À Biscarrosse, l’incendie qui a détruit près de 200 bâtiments ayant été fixé, les habitants étaient de retour dans la ville mardi, oscillant entre désarroi et soulagement. Après « trois jours dignes de scènes de guerre », « tout le monde est content de rouvrir », assure derrière son comptoir une boulangère à l’entrée de la ville de 15 000 habitants hors saison, autour de laquelle jusqu’à 30 000 personnes ont été évacuées pour échapper aux flammes qui ont ravagé 3 700 hectares de pinède. Le brasier qui a sévi durant plusieurs jours, fixé dans la journée de lundi mais pas encore éteint, continue d’inquiéter. « Le feu peut reprendre. On peut avoir des mauvaises surprises », avait mis en garde la veille le préfet Gilles Clavreul, en maintenant bouclé une poignée de quartiers par précaution.

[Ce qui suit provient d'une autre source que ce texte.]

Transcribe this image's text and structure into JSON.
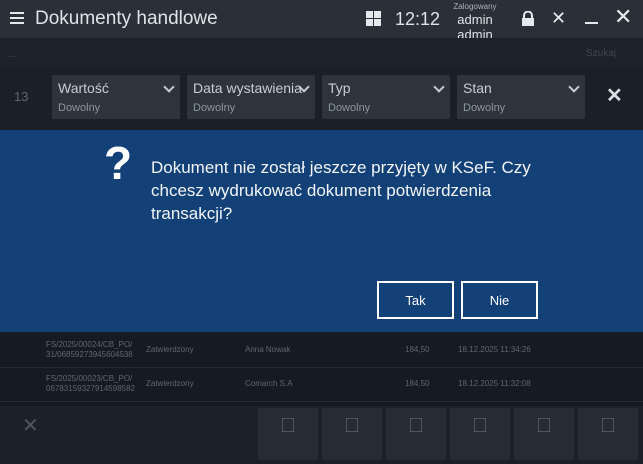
{
  "titlebar": {
    "title": "Dokumenty handlowe",
    "time": "12:12",
    "user_caption": "Zalogowany",
    "user_name": "admin admin",
    "icons": [
      "menu-icon",
      "grid-icon",
      "lock-icon",
      "tools-icon",
      "minimize-icon",
      "close-icon"
    ]
  },
  "search": {
    "left_text": "...",
    "right_text": "Szukaj"
  },
  "filters": {
    "count": "13",
    "items": [
      {
        "label": "Wartość",
        "value": "Dowolny"
      },
      {
        "label": "Data wystawienia",
        "value": "Dowolny"
      },
      {
        "label": "Typ",
        "value": "Dowolny"
      },
      {
        "label": "Stan",
        "value": "Dowolny"
      }
    ]
  },
  "table": {
    "rows": [
      {
        "number": "FS/2025/00024/CB_PO/",
        "ksef": "31/06859273945604538",
        "status": "Zatwierdzony",
        "customer": "Anna Nowak",
        "amount": "184,50",
        "date": "18.12.2025 11:34:26"
      },
      {
        "number": "FS/2025/00023/CB_PO/",
        "ksef": "06783159327914598582",
        "status": "Zatwierdzony",
        "customer": "Comarch S.A",
        "amount": "184,50",
        "date": "18.12.2025 11:32:08"
      }
    ]
  },
  "bottom_bar": {
    "close_label": "Zamknij"
  },
  "dialog": {
    "message": "Dokument nie został jeszcze przyjęty w KSeF. Czy chcesz wydrukować dokument potwierdzenia transakcji?",
    "yes_label": "Tak",
    "no_label": "Nie"
  },
  "colors": {
    "dialog_bg": "#134077",
    "titlebar_bg": "#2a3038",
    "button_border": "#ffffff"
  }
}
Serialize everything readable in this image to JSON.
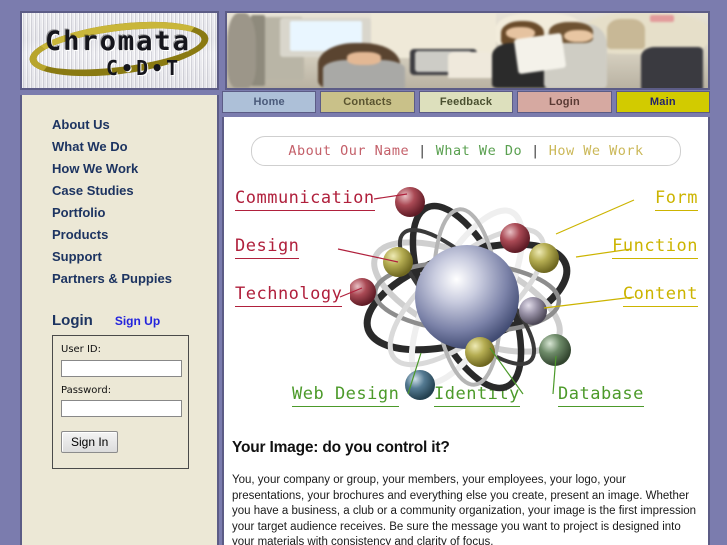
{
  "site": {
    "logo_word": "Chromata",
    "logo_sub": "C•D•T",
    "banner_alt": "office-photo-banner"
  },
  "colors": {
    "page_bg": "#7b7cae",
    "frame_border": "#5c5c86",
    "sidebar_bg": "#ece8d6",
    "nav_text": "#1d3461",
    "link": "#2424dd",
    "label_red": "#b0203c",
    "label_gold": "#ccb400",
    "label_green": "#4c9a2a"
  },
  "tabs": [
    {
      "label": "Home",
      "bg": "#adc0d8",
      "fg": "#4a5a7a"
    },
    {
      "label": "Contacts",
      "bg": "#c9c189",
      "fg": "#5a5430"
    },
    {
      "label": "Feedback",
      "bg": "#dde0bd",
      "fg": "#4a5030"
    },
    {
      "label": "Login",
      "bg": "#d6a9a1",
      "fg": "#5a3a34"
    },
    {
      "label": "Main",
      "bg": "#d2cb00",
      "fg": "#24246a"
    }
  ],
  "sidebar": {
    "items": [
      {
        "label": "About Us"
      },
      {
        "label": "What We Do"
      },
      {
        "label": "How We Work"
      },
      {
        "label": "Case Studies"
      },
      {
        "label": "Portfolio"
      },
      {
        "label": "Products"
      },
      {
        "label": "Support"
      },
      {
        "label": "Partners & Puppies"
      }
    ],
    "login": {
      "title": "Login",
      "signup_label": "Sign Up",
      "userid_label": "User ID:",
      "userid_value": "",
      "userid_placeholder": "",
      "password_label": "Password:",
      "password_value": "",
      "password_placeholder": "",
      "signin_label": "Sign In"
    }
  },
  "main": {
    "subnav": [
      {
        "label": "About Our Name",
        "color": "#c4606a"
      },
      {
        "label": "What We Do",
        "color": "#5aa050"
      },
      {
        "label": "How We Work",
        "color": "#cbb858"
      }
    ],
    "subnav_separator": "|",
    "graphic": {
      "name": "atom-diagram",
      "labels_left": [
        "Communication",
        "Design",
        "Technology"
      ],
      "labels_right": [
        "Form",
        "Function",
        "Content"
      ],
      "labels_bottom": [
        "Web Design",
        "Identity",
        "Database"
      ]
    },
    "headline": "Your Image: do you control it?",
    "body": "You, your company or group, your members, your employees, your logo, your presentations, your brochures and everything else you create, present an image. Whether you have a business, a club or a community organization, your image is the first impression your target audience receives. Be sure the message you want to project is designed into your materials with consistency and clarity of focus."
  }
}
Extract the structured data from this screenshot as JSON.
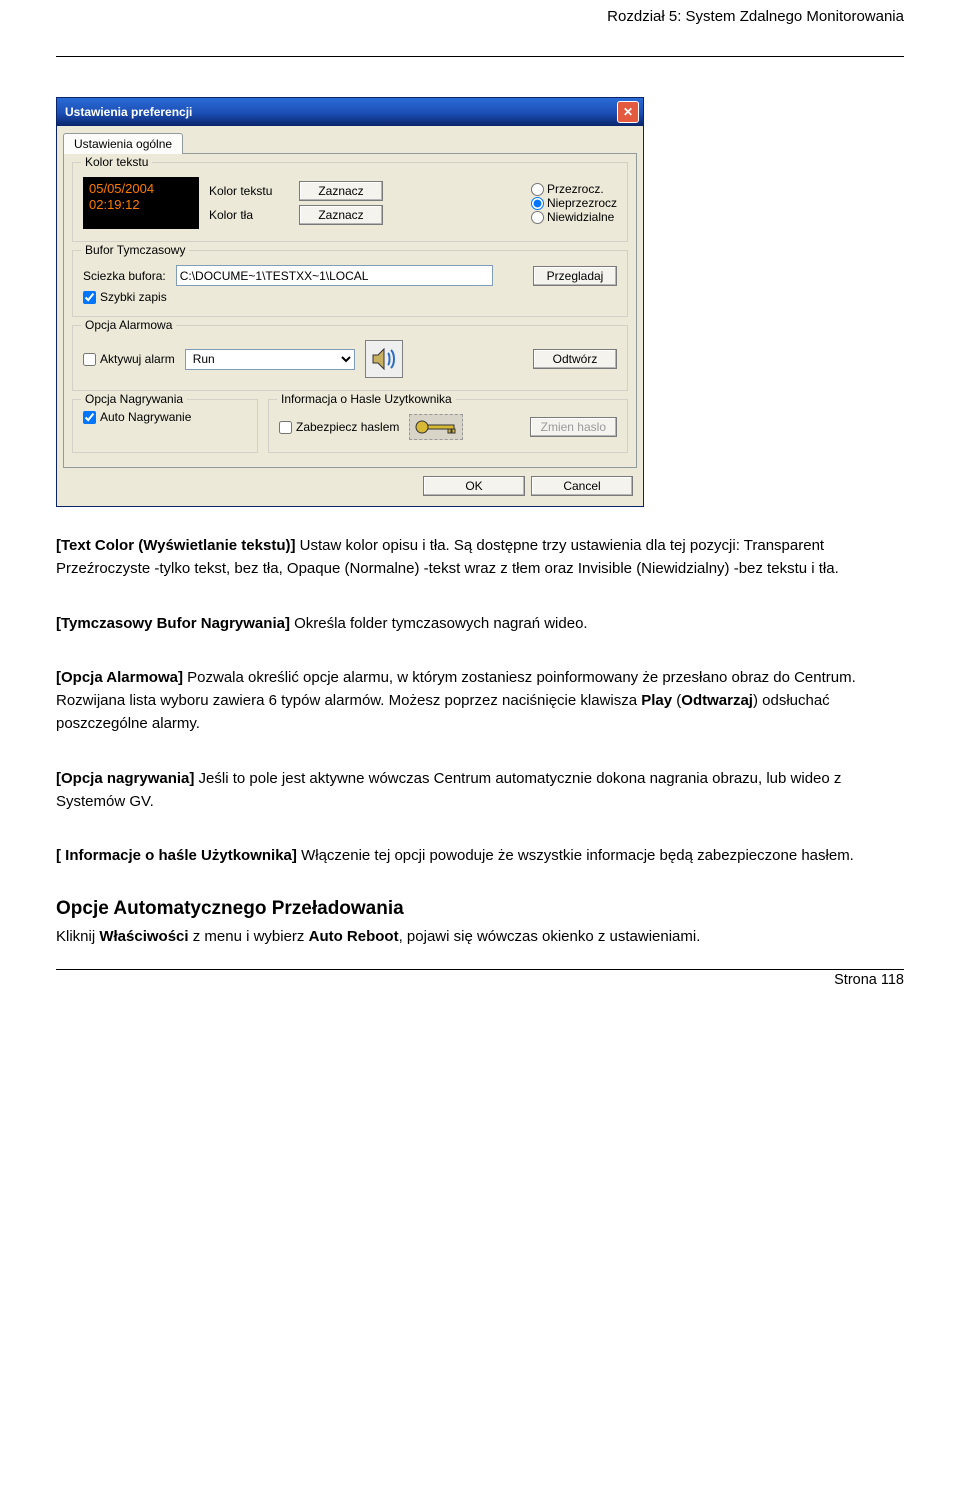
{
  "header": {
    "chapter": "Rozdział 5: System Zdalnego Monitorowania"
  },
  "dialog": {
    "title": "Ustawienia preferencji",
    "tab": "Ustawienia ogólne",
    "groups": {
      "textcolor": {
        "title": "Kolor tekstu",
        "preview_line1": "05/05/2004",
        "preview_line2": "02:19:12",
        "label_text": "Kolor tekstu",
        "label_bg": "Kolor tła",
        "btn_pick": "Zaznacz",
        "radio1": "Przezrocz.",
        "radio2": "Nieprzezrocz",
        "radio3": "Niewidzialne"
      },
      "buffer": {
        "title": "Bufor Tymczasowy",
        "path_label": "Sciezka bufora:",
        "path_value": "C:\\DOCUME~1\\TESTXX~1\\LOCAL",
        "browse": "Przegladaj",
        "fast": "Szybki zapis"
      },
      "alarm": {
        "title": "Opcja Alarmowa",
        "activate": "Aktywuj alarm",
        "select_value": "Run",
        "play": "Odtwórz"
      },
      "record": {
        "title": "Opcja Nagrywania",
        "auto": "Auto Nagrywanie"
      },
      "userpass": {
        "title": "Informacja o Hasle Uzytkownika",
        "protect": "Zabezpiecz haslem",
        "change": "Zmien haslo"
      }
    },
    "ok": "OK",
    "cancel": "Cancel"
  },
  "body": {
    "p1_bold": "[Text Color (Wyświetlanie tekstu)]",
    "p1_rest": "   Ustaw kolor opisu i tła. Są dostępne trzy ustawienia dla tej pozycji: Transparent Przeźroczyste -tylko tekst, bez tła, Opaque (Normalne) -tekst wraz z tłem oraz Invisible (Niewidzialny) -bez tekstu i tła.",
    "p2_bold": "[Tymczasowy Bufor Nagrywania]",
    "p2_rest": "   Określa folder tymczasowych nagrań wideo.",
    "p3_bold": "[Opcja Alarmowa]",
    "p3_rest_a": "   Pozwala określić opcje alarmu, w którym zostaniesz poinformowany że przesłano obraz do Centrum. Rozwijana lista wyboru zawiera 6 typów alarmów. Możesz poprzez naciśnięcie klawisza ",
    "p3_bold2": "Play",
    "p3_rest_b": " (",
    "p3_bold3": "Odtwarzaj",
    "p3_rest_c": ") odsłuchać poszczególne alarmy.",
    "p4_bold": "[Opcja nagrywania]",
    "p4_rest": "   Jeśli to pole jest aktywne wówczas Centrum automatycznie dokona nagrania obrazu, lub wideo z Systemów GV.",
    "p5_bold": "[ Informacje o haśle Użytkownika]",
    "p5_rest": "   Włączenie tej opcji powoduje że wszystkie informacje będą zabezpieczone hasłem.",
    "h3": "Opcje Automatycznego Przeładowania",
    "p6_a": "Kliknij ",
    "p6_bold1": "Właściwości",
    "p6_b": " z menu i wybierz ",
    "p6_bold2": "Auto Reboot",
    "p6_c": ", pojawi się wówczas okienko z ustawieniami."
  },
  "footer": {
    "page": "Strona 118"
  }
}
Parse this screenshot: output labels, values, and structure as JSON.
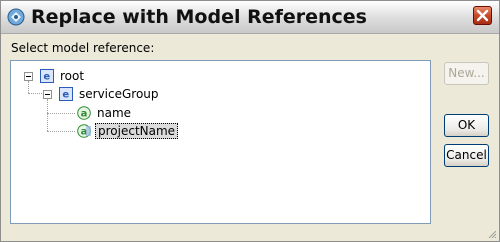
{
  "window": {
    "title": "Replace with Model References",
    "icons": {
      "app": "app-icon",
      "close": "close-icon"
    }
  },
  "prompt": "Select model reference:",
  "tree": {
    "nodes": [
      {
        "label": "root",
        "icon": "element-icon",
        "badge": "e",
        "expanded": true
      },
      {
        "label": "serviceGroup",
        "icon": "element-icon",
        "badge": "e",
        "expanded": true
      },
      {
        "label": "name",
        "icon": "attribute-icon",
        "badge": "a"
      },
      {
        "label": "projectName",
        "icon": "attribute-icon",
        "badge": "a",
        "selected": true
      }
    ]
  },
  "buttons": {
    "new": {
      "label": "New...",
      "enabled": false
    },
    "ok": {
      "label": "OK"
    },
    "cancel": {
      "label": "Cancel"
    }
  },
  "colors": {
    "element_badge": "#2b5cb8",
    "attribute_badge": "#2e8b2e",
    "close_button": "#c84a2a"
  }
}
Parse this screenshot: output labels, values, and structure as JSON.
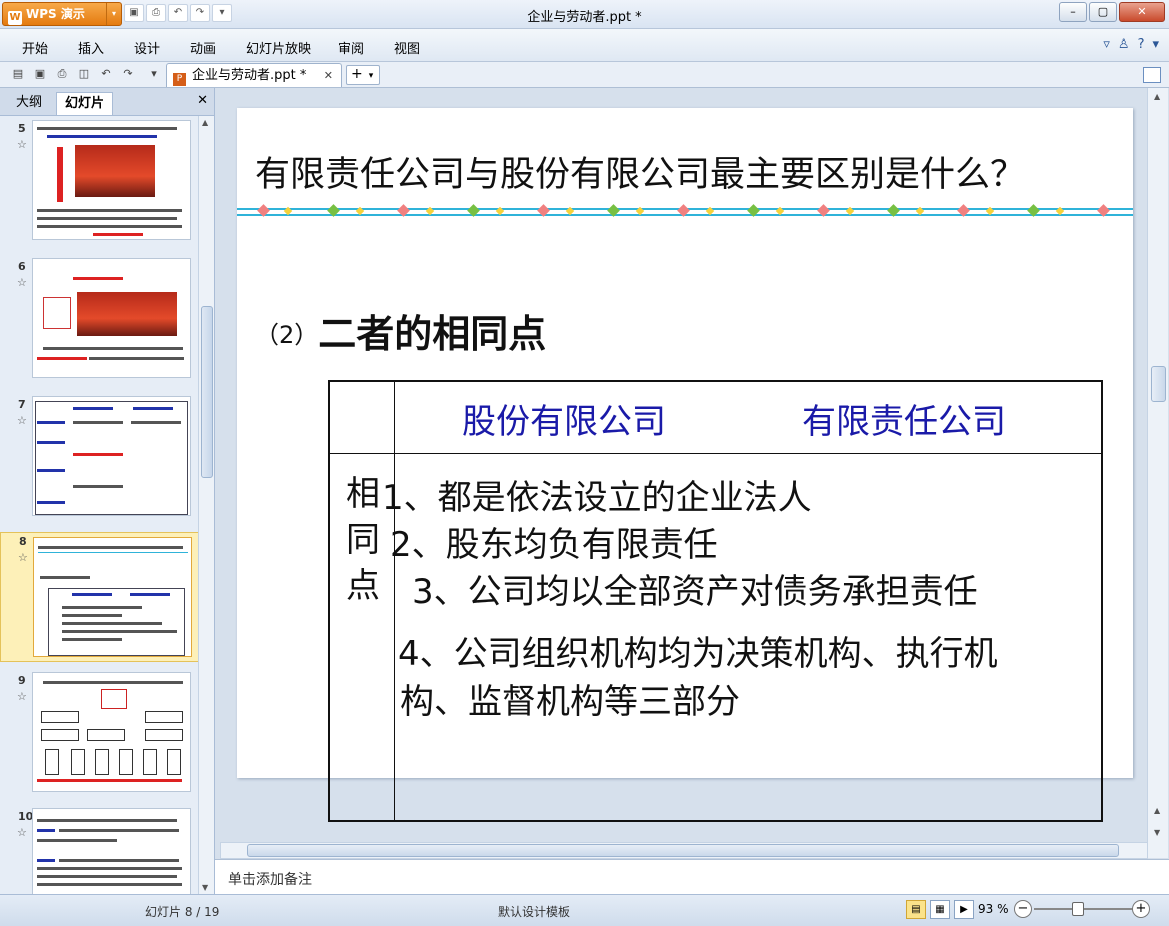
{
  "app": {
    "name": "WPS 演示",
    "window_title": "企业与劳动者.ppt *"
  },
  "menu": {
    "items": [
      "开始",
      "插入",
      "设计",
      "动画",
      "幻灯片放映",
      "审阅",
      "视图"
    ]
  },
  "document_tab": {
    "label": "企业与劳动者.ppt *",
    "close_glyph": "✕"
  },
  "left_panel": {
    "tabs": [
      "大纲",
      "幻灯片"
    ],
    "active_tab": "幻灯片",
    "slides": [
      {
        "number": "5"
      },
      {
        "number": "6"
      },
      {
        "number": "7"
      },
      {
        "number": "8"
      },
      {
        "number": "9"
      },
      {
        "number": "10"
      }
    ]
  },
  "slide": {
    "title": "有限责任公司与股份有限公司最主要区别是什么？",
    "subtitle_paren": "（2）",
    "subtitle_text": "二者的相同点",
    "table_headers": [
      "股份有限公司",
      "有限责任公司"
    ],
    "side_label": [
      "相",
      "同",
      "点"
    ],
    "points": [
      "1、都是依法设立的企业法人",
      "2、股东均负有限责任",
      "3、公司均以全部资产对债务承担责任",
      "4、公司组织机构均为决策机构、执行机",
      "构、监督机构等三部分"
    ]
  },
  "notes": {
    "placeholder": "单击添加备注"
  },
  "status": {
    "slide_counter": "幻灯片 8 / 19",
    "template": "默认设计模板",
    "zoom": "93 %"
  },
  "colors": {
    "header_blue": "#1a1aa8",
    "deco_line": "#2fb3d9",
    "app_orange": "#e47b10"
  }
}
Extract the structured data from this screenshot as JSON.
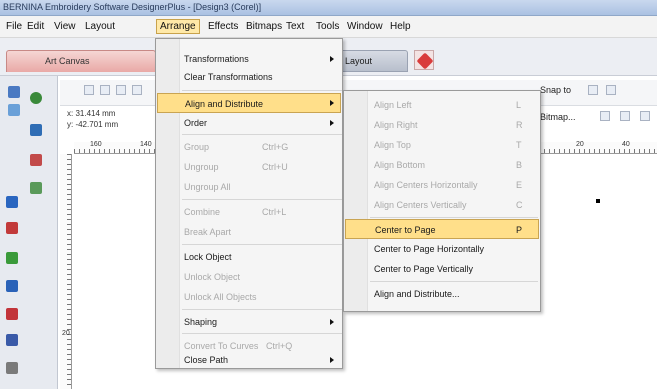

Le pays entrevoit « le bout

du tunnel »

Si le vent menace de tourner au sud, la levée de l’ordre d’évacuation dans 13 communes donne un premier signal positif de la lutte contre les feux en Espagne. Le travail des pompiers et des militaires « dans des heures très difficiles, très critiques » a permis d’inverser « réellement la tendance et nous permet donc de commencer à entrevoir la lumière au bout du tunnel dans la lutte contre ces incendies, avec toutes les précautions nécessaires », a déclaré mardi le Premier ministre Pedro Sanchez.

Mais le front le plus critique, au nord du lac artificiel de San Juan à 70 kilomètres à l’ouest de la capitale, préoccupe encore les autorités. Une nouvelle vague de chaleur arrive en Espagne et doit durer jusqu’à au moins dimanche, selon l’Agence météorologique nationale (Aemet), qui a alerté sur des risques « extrêmes » d’incendies.

Une femme grièvement brûlée dans l’incendie qui a touché l’Andalousie le 9 juillet est morte des suites de ses blessures, a annoncé jeudi l’hôpital où elle était soignée, portant le bilan à 14 morts, en majorité des étrangers. Cet incendie, qui s’était déclenché dans la région d’Almeria, était parti d’un câble d’alimentation électrique le long d’une route nationale dans la zone de Los Gallardos, où la végétation était desséchée à cause de la chaleur, d’après les autorités.